Romney’s sympathizers are raising red flags, after he and his running mate repeatedly declined to provide details during a round of Sunday interviews about the loopholes he’d close to pay for large tax rate cuts.
“If you don’t start telling people what you believe — if you really do, in fact, believe in anything — and if you don’t start telling people, yes, these are the tax exemptions that we’re going to get taken care of … unless you have somebody that’s willing to do that, Romney’s going to lose,” said conservative Joe Scarborough on his MSNBC show Monday. “The Romney people think they can run a Bob Dole campaign, a John McCain campaign … Republicans do not win by running these types of campaigns.”
And here’s a striking endorsement from Ohio Governor, John Kasich:
Kasich, meanwhile, said almost nothing positive about Romney in our conversations, other than to say his life would be better with a president who would get the federal government out of his way. “He says he’s got a 53-point plan or whatever, I don’t know,” was Kasich’s rousing endorsement of the Romney agenda.
Why doesn’t Romney lay out his plan? My only guess can be that he doesn’t have one. That’s also going to be Romney’s downfall.
In the upcoming weeks we have debates between Mitt Romney and Barack Obama taking place. These debates generally focus on a lot of policy type questions. We already know what President Obama wants to do, so all he has to do is reiterate his plans. Mitt, on the other hand, has told us nothing. People are going to see this during the debates and really start second guessing him.

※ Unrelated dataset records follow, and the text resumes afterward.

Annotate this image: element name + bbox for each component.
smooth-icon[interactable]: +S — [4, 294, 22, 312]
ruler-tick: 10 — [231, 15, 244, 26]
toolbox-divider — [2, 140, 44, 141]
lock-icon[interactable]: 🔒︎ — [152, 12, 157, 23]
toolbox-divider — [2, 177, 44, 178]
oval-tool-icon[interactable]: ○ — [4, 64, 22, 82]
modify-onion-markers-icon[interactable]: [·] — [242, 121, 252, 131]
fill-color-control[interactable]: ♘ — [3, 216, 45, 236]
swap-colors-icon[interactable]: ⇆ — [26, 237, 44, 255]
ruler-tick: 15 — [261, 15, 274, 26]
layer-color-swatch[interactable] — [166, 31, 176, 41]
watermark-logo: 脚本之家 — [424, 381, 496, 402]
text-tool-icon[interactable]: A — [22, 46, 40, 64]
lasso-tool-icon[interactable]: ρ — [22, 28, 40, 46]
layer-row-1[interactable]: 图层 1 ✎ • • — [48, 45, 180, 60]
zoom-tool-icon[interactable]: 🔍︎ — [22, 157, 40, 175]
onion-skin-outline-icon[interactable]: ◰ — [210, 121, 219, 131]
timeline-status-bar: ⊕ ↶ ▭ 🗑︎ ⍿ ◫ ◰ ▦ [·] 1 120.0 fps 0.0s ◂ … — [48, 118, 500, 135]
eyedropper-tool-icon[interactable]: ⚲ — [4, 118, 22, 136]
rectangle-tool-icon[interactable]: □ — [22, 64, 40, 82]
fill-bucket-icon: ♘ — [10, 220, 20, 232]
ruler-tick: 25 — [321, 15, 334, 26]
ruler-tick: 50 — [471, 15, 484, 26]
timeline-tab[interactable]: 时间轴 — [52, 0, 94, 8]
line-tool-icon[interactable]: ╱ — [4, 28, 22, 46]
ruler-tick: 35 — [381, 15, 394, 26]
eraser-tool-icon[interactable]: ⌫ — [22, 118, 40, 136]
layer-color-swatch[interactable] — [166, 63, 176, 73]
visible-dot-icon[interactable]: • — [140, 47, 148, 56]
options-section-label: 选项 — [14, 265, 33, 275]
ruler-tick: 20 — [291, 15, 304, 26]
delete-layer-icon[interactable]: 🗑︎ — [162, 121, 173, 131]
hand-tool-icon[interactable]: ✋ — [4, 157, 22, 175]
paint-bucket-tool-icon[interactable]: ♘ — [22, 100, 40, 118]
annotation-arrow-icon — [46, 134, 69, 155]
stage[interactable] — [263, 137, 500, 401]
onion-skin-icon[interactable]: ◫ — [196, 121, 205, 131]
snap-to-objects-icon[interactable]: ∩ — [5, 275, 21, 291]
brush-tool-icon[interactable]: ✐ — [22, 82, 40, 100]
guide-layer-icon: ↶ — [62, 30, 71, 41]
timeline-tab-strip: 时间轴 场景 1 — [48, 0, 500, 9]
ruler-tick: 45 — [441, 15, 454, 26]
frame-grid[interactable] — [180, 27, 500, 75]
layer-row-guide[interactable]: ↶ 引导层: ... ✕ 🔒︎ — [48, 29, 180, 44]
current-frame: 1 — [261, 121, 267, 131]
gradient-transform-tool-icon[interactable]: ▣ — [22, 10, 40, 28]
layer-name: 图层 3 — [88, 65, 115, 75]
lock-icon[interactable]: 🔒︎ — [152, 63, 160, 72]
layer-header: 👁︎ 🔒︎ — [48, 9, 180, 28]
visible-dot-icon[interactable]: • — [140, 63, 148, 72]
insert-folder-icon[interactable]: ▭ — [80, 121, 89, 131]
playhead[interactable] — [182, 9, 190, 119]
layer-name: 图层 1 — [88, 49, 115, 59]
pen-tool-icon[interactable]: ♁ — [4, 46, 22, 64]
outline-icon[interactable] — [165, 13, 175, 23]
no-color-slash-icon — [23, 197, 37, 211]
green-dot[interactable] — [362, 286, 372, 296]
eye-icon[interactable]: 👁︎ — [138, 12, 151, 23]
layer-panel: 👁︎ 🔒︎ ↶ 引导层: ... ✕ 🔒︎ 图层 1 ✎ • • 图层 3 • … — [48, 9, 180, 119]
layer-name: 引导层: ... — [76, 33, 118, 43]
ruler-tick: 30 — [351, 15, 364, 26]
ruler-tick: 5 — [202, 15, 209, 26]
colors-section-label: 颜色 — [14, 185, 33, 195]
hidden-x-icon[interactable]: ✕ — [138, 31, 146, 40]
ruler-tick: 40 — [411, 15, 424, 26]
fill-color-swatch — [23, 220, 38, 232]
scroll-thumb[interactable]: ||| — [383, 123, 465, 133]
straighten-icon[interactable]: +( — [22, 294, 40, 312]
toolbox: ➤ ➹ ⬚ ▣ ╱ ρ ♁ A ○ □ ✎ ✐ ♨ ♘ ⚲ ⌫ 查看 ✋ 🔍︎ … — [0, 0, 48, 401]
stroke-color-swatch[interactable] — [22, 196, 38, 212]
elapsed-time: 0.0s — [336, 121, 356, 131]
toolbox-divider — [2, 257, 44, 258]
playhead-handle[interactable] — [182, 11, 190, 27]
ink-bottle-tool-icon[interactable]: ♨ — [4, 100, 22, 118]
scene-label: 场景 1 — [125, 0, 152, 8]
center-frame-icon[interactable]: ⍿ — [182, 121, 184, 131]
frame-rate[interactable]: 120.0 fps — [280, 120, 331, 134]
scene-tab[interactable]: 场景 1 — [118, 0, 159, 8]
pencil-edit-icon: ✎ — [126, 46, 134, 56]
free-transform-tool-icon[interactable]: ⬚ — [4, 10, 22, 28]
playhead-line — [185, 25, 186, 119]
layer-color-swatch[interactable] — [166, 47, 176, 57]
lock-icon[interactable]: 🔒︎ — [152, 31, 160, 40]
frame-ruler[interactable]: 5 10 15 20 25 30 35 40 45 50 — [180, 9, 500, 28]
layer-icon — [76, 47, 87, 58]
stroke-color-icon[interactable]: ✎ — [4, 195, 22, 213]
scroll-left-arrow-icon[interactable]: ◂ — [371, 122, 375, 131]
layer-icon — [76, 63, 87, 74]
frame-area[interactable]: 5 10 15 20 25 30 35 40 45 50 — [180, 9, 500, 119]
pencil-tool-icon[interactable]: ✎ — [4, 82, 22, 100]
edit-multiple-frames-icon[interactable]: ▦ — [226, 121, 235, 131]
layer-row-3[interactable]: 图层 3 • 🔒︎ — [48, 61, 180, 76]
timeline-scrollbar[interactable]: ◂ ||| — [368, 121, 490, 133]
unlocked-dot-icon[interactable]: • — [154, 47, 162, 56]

Of course this is also symbolic of Mitt Romney. He has already projected that his campaign is based upon entitlement, as in his own. He feels he is entitled to be the President, because he is that rich brat that got everything he wanted. That isn’t the case when it’s up to the public collective to decide and right now all they got to go on is that Mitt isn’t the other guy.
I would really hope that Mitt does lay out some actual policy. If he doesn’t win, it would still be good to hear his ideas, which may still be able to be incorporated. But Mitt won’t do that. Instead he will only give his plans if he wins, not before. That’s a real patriotic attitude there.